Abstract:
The various distributions of tracer associated with the Northern Recirculation
Gyre of the Gulf Stream (NRG) are studied to try to obtain information
about the flow. An advective-diffusive numerical model is implemented
to aid in the investigation. The model is composed of a gyre adjacent to a
boundary current in which a source of tracer is specified at the upstream
edge of the current. This set up attempts to simulate the lateral transfer
of properties from the Deep Western Boundary Current (DWBC) to the NRG in
the region where the two flows are in close contact west of the Grand Banks.

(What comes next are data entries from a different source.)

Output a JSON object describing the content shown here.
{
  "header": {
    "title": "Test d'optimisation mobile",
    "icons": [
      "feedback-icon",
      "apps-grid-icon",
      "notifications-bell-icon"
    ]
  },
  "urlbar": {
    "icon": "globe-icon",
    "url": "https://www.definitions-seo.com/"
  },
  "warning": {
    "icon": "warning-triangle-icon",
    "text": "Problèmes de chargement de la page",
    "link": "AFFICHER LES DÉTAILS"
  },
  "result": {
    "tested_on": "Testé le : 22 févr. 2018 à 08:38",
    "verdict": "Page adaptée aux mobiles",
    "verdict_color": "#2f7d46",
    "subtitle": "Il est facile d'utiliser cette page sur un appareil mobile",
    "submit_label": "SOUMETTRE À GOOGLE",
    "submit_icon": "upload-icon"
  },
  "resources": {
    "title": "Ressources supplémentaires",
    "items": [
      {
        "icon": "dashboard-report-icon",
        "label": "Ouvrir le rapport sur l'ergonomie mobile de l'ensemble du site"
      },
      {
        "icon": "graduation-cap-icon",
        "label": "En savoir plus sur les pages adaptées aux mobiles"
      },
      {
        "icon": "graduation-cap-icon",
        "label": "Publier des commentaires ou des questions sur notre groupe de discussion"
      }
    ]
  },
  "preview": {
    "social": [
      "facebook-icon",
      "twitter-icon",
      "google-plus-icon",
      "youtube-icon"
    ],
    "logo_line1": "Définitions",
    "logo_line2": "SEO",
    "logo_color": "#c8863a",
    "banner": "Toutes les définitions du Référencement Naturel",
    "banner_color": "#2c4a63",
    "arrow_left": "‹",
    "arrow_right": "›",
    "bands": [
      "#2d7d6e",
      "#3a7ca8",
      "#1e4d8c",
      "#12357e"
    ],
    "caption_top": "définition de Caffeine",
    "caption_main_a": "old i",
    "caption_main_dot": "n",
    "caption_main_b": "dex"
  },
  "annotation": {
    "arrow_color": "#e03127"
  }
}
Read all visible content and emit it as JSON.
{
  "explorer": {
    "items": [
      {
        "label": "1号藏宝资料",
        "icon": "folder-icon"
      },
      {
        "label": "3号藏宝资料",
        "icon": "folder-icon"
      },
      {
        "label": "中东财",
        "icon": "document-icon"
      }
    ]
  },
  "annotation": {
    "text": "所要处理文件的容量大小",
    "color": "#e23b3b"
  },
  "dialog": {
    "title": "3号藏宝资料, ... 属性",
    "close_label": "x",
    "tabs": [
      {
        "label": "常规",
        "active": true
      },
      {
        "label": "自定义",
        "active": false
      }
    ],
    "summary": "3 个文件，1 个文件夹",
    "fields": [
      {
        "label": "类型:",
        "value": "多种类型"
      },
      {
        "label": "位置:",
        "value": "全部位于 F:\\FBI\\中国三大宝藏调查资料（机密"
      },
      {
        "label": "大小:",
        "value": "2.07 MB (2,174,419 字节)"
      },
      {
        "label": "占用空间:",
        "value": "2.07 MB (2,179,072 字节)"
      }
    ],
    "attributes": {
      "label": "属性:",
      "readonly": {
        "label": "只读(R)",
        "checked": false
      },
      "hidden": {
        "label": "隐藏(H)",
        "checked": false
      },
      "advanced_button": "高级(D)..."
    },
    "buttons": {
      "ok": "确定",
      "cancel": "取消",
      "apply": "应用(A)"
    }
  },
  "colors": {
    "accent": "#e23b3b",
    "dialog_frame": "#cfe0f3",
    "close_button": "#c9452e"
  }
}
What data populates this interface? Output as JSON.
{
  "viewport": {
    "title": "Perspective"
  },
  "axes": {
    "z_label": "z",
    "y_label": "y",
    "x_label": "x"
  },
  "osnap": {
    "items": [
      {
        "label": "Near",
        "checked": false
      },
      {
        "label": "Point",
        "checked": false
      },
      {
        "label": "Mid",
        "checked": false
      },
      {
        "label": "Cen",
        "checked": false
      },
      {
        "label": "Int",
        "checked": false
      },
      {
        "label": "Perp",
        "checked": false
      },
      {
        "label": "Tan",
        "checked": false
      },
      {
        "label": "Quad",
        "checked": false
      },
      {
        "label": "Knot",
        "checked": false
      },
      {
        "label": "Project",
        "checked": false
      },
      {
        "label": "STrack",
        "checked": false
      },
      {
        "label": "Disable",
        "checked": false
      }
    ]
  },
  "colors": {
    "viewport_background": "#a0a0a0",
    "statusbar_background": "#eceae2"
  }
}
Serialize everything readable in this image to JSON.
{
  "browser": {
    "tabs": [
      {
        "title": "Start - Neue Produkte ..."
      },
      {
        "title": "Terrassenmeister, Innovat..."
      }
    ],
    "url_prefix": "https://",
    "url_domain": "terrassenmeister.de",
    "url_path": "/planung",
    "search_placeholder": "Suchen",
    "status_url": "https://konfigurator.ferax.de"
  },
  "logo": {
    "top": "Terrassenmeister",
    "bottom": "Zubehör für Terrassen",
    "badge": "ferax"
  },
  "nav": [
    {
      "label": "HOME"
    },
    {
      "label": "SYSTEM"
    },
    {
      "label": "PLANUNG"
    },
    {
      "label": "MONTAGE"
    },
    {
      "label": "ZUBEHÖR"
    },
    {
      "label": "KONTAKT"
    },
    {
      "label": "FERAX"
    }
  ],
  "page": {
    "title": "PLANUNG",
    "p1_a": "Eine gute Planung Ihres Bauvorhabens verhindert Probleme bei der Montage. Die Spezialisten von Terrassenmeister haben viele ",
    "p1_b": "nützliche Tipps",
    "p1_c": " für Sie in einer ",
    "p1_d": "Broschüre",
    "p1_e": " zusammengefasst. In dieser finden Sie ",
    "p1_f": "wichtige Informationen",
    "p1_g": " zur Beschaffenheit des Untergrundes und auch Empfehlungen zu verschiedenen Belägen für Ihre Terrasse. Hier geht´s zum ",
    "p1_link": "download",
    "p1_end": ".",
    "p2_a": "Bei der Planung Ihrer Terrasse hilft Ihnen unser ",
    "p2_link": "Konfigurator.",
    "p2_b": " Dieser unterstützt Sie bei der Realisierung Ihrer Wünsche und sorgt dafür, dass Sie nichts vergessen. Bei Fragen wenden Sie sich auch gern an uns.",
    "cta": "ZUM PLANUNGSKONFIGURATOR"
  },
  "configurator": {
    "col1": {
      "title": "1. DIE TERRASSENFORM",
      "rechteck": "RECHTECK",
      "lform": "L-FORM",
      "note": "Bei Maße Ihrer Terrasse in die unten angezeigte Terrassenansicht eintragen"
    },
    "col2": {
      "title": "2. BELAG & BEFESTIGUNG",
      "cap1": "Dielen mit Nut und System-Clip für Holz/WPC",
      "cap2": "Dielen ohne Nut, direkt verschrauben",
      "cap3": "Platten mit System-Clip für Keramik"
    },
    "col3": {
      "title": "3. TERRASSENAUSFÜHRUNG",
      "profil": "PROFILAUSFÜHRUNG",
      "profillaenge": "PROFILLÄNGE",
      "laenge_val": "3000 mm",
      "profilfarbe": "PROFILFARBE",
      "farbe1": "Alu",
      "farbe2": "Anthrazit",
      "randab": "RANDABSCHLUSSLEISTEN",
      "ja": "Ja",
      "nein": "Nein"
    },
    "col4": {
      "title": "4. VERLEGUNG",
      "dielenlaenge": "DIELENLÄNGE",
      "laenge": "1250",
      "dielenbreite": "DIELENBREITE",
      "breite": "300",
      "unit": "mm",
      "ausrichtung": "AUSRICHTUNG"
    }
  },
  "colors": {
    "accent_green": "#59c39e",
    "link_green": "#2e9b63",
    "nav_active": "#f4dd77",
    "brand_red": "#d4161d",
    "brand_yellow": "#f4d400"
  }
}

The results of the model are analyzed in some detail. Tracer is entrained
into the gyre as a plume which extends from the boundary current and
spirals across streamlines toward the gyre center. The maintenance of the
spiral during spin-up and its relationship to the occurrence of homogenization
at steady state is examined. An asymmetry in the spiral exists due to
the ellipticity of the gyre, which also effects homogenization.
The anomalous properties that are fluxed into the NRG include salt,
oxygen, and freon. These particular tracers are independent from each other,
the former two because they are characterized by different vertical profiles
in the deep layer. This results in a decay of oxygen but not salt, due to
the presence of vertical mixing as discussed by Hogg et al. (1986, Deep-Sea
Research, 33, 1139-1165). Their analysis is expanded upon here. The effect
of vertical mixing on the gyre/boundary current system is examined within the
context of the numerical model. Results are applied to recently collected
water sample data from the region which leads to an estimate of the lateral
and vertical eddy diffusion coefficients and an estimate of the amount of
oxygen in the NRG that has diffused from the DWBC.
The accumulation of freon within the NRG is considered in addition to
salt and oxygen. Appreciable levels of freon have been present in the ocean
only since 1950, and the atmospheric source functions have been increasing
steadily since then. A simple overflow model is presented of the manner in
which freon may be stirred in the Norwegian-Greenland basin prior to overflowing
and entering the DWBC. Once in the boundary current the concentrations
are diluted by way of mixing with surrounding water. Two different
schemes are considered in which the immediate surrounding water accumulates
a substantial amount of freon as time progresses. These models suggest that
the freon-11:freon-12 ratio may not be a conserved quantity for the water in
the core of the DWBC. It is found that the level of freon in the NRG is
barely above the existing background level.